Un attacco aereo israeliano ha colpito due obiettivi nella striscia di Gaza domenica 11 ottobre, causando la morte di una donna incinta palestinese e di sua figlia di tre anni.

Secondo quanto dichiarato dalle forze armate israeliane, gli obiettivi del raid sarebbero dovuti essere edifici per la produzione di armi appartenenti all‘organizzazione estremista palestinese Hamas.

L’attacco israeliano su Gaza sarebbe avvenuto in risposta a due missili lanciati dalla striscia nel sud di Israele durante le prime ore della mattina di sabato 10 ottobre.

Nella stessa giornata, in Cisgiordania, una donna palestinese si è fatta esplodere con un’autobomba all’interno della sua macchina sulla strada per Gerusalemme, ferendo un poliziotto. Era dal 2005 che i palestinesi non utilizzavano bombe nel conflitto contro Israele.

Nel corso degli ultimi 12 giorni, quattro israeliani e 23 palestinesi sono rimasti uccisi negli scontri e nelle violenze in Israele e Territori palestinesi, esasperate dal fatto che sempre più ebrei hanno accesso alla moschea di al-Aqsa, a Gerusalemme, il terzo luogo sacro dell’Islam (abbiamo raccontato qui cos’è e perché è così importante).

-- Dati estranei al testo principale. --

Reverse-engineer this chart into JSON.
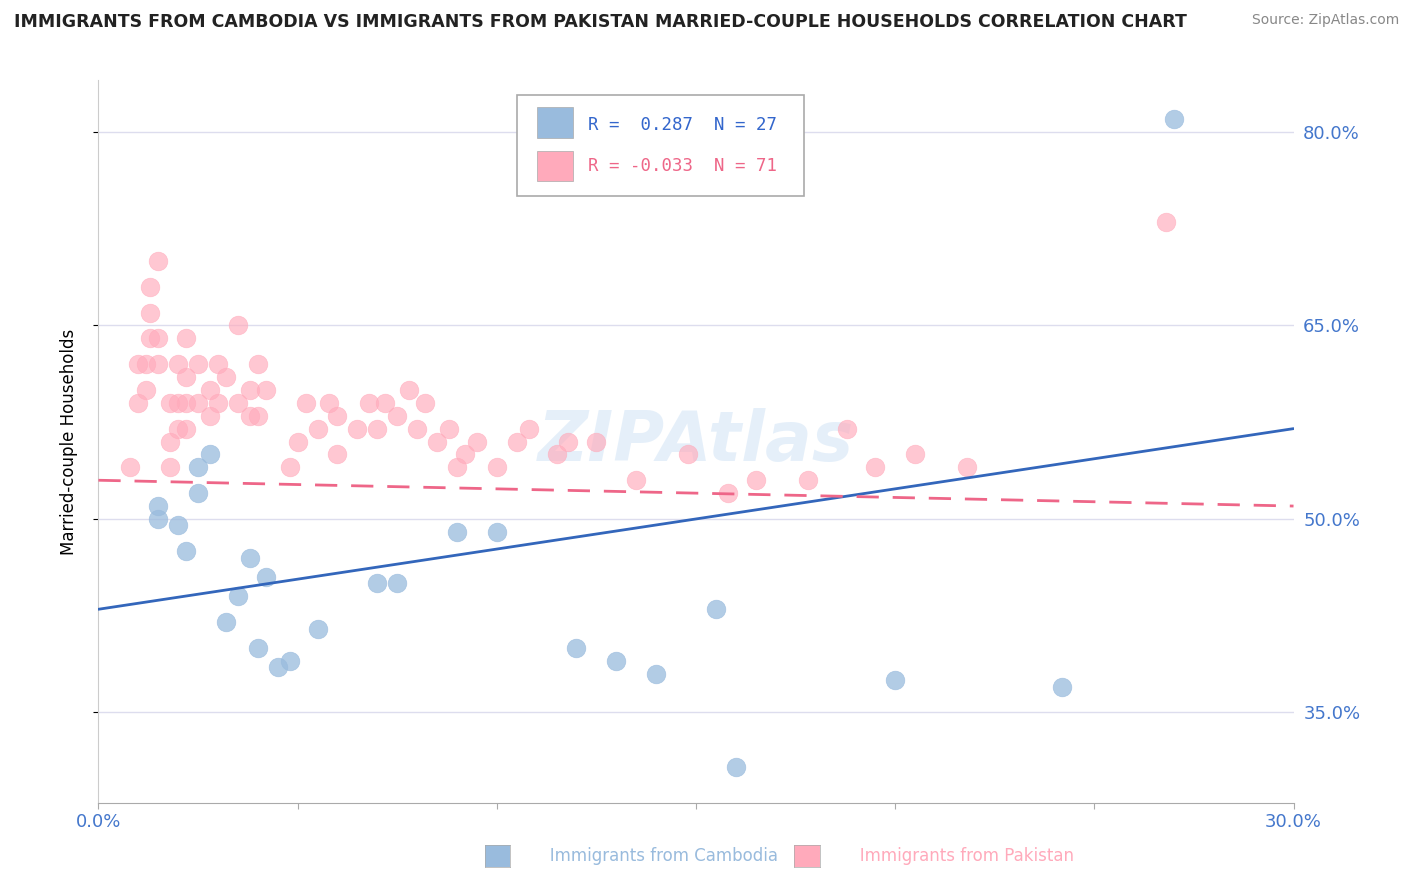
{
  "title": "IMMIGRANTS FROM CAMBODIA VS IMMIGRANTS FROM PAKISTAN MARRIED-COUPLE HOUSEHOLDS CORRELATION CHART",
  "source": "Source: ZipAtlas.com",
  "xlabel_cambodia": "Immigrants from Cambodia",
  "xlabel_pakistan": "Immigrants from Pakistan",
  "ylabel": "Married-couple Households",
  "xlim": [
    0.0,
    0.3
  ],
  "ylim": [
    0.28,
    0.84
  ],
  "yticks": [
    0.35,
    0.5,
    0.65,
    0.8
  ],
  "ytick_labels": [
    "35.0%",
    "50.0%",
    "65.0%",
    "80.0%"
  ],
  "cambodia_color": "#99bbdd",
  "pakistan_color": "#ffaabb",
  "cambodia_line_color": "#3366bb",
  "pakistan_line_color": "#ee6688",
  "background_color": "#ffffff",
  "grid_color": "#ddddee",
  "watermark": "ZIPAtlas",
  "cambodia_x": [
    0.015,
    0.015,
    0.02,
    0.022,
    0.025,
    0.025,
    0.028,
    0.032,
    0.035,
    0.038,
    0.04,
    0.042,
    0.045,
    0.048,
    0.055,
    0.07,
    0.075,
    0.09,
    0.1,
    0.12,
    0.13,
    0.14,
    0.155,
    0.16,
    0.2,
    0.242,
    0.27
  ],
  "cambodia_y": [
    0.5,
    0.51,
    0.495,
    0.475,
    0.52,
    0.54,
    0.55,
    0.42,
    0.44,
    0.47,
    0.4,
    0.455,
    0.385,
    0.39,
    0.415,
    0.45,
    0.45,
    0.49,
    0.49,
    0.4,
    0.39,
    0.38,
    0.43,
    0.308,
    0.375,
    0.37,
    0.81
  ],
  "pakistan_x": [
    0.008,
    0.01,
    0.01,
    0.012,
    0.012,
    0.013,
    0.013,
    0.013,
    0.015,
    0.015,
    0.015,
    0.018,
    0.018,
    0.018,
    0.02,
    0.02,
    0.02,
    0.022,
    0.022,
    0.022,
    0.022,
    0.025,
    0.025,
    0.028,
    0.028,
    0.03,
    0.03,
    0.032,
    0.035,
    0.035,
    0.038,
    0.038,
    0.04,
    0.04,
    0.042,
    0.048,
    0.05,
    0.052,
    0.055,
    0.058,
    0.06,
    0.06,
    0.065,
    0.068,
    0.07,
    0.072,
    0.075,
    0.078,
    0.08,
    0.082,
    0.085,
    0.088,
    0.09,
    0.092,
    0.095,
    0.1,
    0.105,
    0.108,
    0.115,
    0.118,
    0.125,
    0.135,
    0.148,
    0.158,
    0.165,
    0.178,
    0.188,
    0.195,
    0.205,
    0.218,
    0.268
  ],
  "pakistan_y": [
    0.54,
    0.59,
    0.62,
    0.6,
    0.62,
    0.64,
    0.66,
    0.68,
    0.62,
    0.64,
    0.7,
    0.54,
    0.56,
    0.59,
    0.57,
    0.59,
    0.62,
    0.57,
    0.59,
    0.61,
    0.64,
    0.59,
    0.62,
    0.58,
    0.6,
    0.59,
    0.62,
    0.61,
    0.59,
    0.65,
    0.58,
    0.6,
    0.58,
    0.62,
    0.6,
    0.54,
    0.56,
    0.59,
    0.57,
    0.59,
    0.55,
    0.58,
    0.57,
    0.59,
    0.57,
    0.59,
    0.58,
    0.6,
    0.57,
    0.59,
    0.56,
    0.57,
    0.54,
    0.55,
    0.56,
    0.54,
    0.56,
    0.57,
    0.55,
    0.56,
    0.56,
    0.53,
    0.55,
    0.52,
    0.53,
    0.53,
    0.57,
    0.54,
    0.55,
    0.54,
    0.73
  ]
}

Nel corso dell’ultimo anno, a causa dell’incremento delle visite da parte degli ebrei presso la moschea di al-Aqsa, i palestinesi hanno attaccato gli israeliani con coltelli, rocce, e almeno una volta, con armi da fuoco. Attualmente le regole permettono agli ebrei di visitare il luogo sacro di al-Aqsa, ma al contempo sono proibite preghiere non musulmane.

Il fallimento, nel 2014, delle negoziazioni sugli insediamenti israeliani in Cisgiordania è stata un’altra fonte di frustrazione per i palestinesi.